William Wordsworth, Romantic English poet, offered a similar lament in 1802:
This world is too much with us; late and soon,
Getting and spending, we lay waste our power; – …
Wordsworth was not lamenting materialism within the church but was challenging his culture to not ignore the joy and refreshment of spending time in Nature. If those words were relevant in 18th century England, what would Wordsworth say about 21st century American culture?
I understand Wordsworth’s lament. That’s why I choose to climb a butte several miles from town, rather than the more popular Pilot Butte in the center of our city. I am refreshed by the solitude when I am in Nature.
Let us enjoy all these good gifts that God has provided for just that purpose—to be gratefully enjoyed. Hoarding wealth, however—or wasting God-given resources on personal pleasure or image-building—runs contrary to the teaching and the personal model of Jesus in whose steps we profess to follow. Consider these comparisons: Jesus would never wear Yeezy sandals, even if they had been available in the marketplace. He would more closely resemble a homeless person. Jesus didn’t even have an address. Unlike the foxes secure in their dens, He didn’t have a place to call home. He borrowed a donkey for His great Palm Sunday parade, and He was buried in a borrowed tomb. His heart was with the poor. He was poor. Poor in spirit and in reality.

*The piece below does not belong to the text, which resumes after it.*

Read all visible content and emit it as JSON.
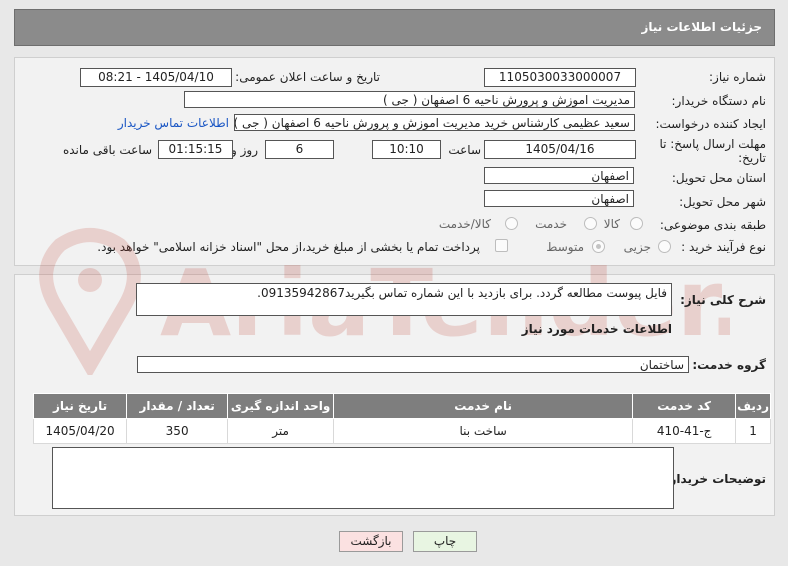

With the temporary exception of a few days following Palm Sunday, Jesus was no celebrity. He knew from disappointing personal experience what it meant to be a “prophet without honor.” In His own hometown He was simply “Joseph’s boy.” And even that might have been said with a sneer, since the word around town was that He was illegitimate. (Now there is a word we don’t use anymore.)
I quote Kim again: “If we only know a God who is compliant to our every whim, he cannot be the God who carried a cross to die on Calvary. He is instead an abstraction made by a church in profound captivity. The prerequisite to following Christ is a certain death. Death is the only antidote for the spirit of the age; the old rugged cross and the power from on high are inseparable.”
I respond, “Amen!”
Jesus laid out these conditions in bold print: To be a Christ-follower meant denying yourself; not gratifying yourself. It meant giving up your life, if necessary, rather than denying the Master. Jesus demanded absolute loyalty to Him. He still does.
Dutch Statesman Abraham Kuiper once noted, “There is not a square inch in the whole domain of our human existence over which Christ, who is Sovereign over all, does not cry: ‘Mine!’”
If you, as a reader of this blog, also claim to be a Christ-follower, please pause to contemplate the following words from Sam Kim:
“The sin of omission overtakes the Great Commission if the sovereignty of the individual is not fully surrendered to the sovereignty of Christ. Jesus said to make disciples, not crowds. The current crisis in the Church is that we have great crowds, but few disciples.”
So I am asking myself, “Where do I find my identity? In Christ? Or, in the world?”
It’s a question that never goes away.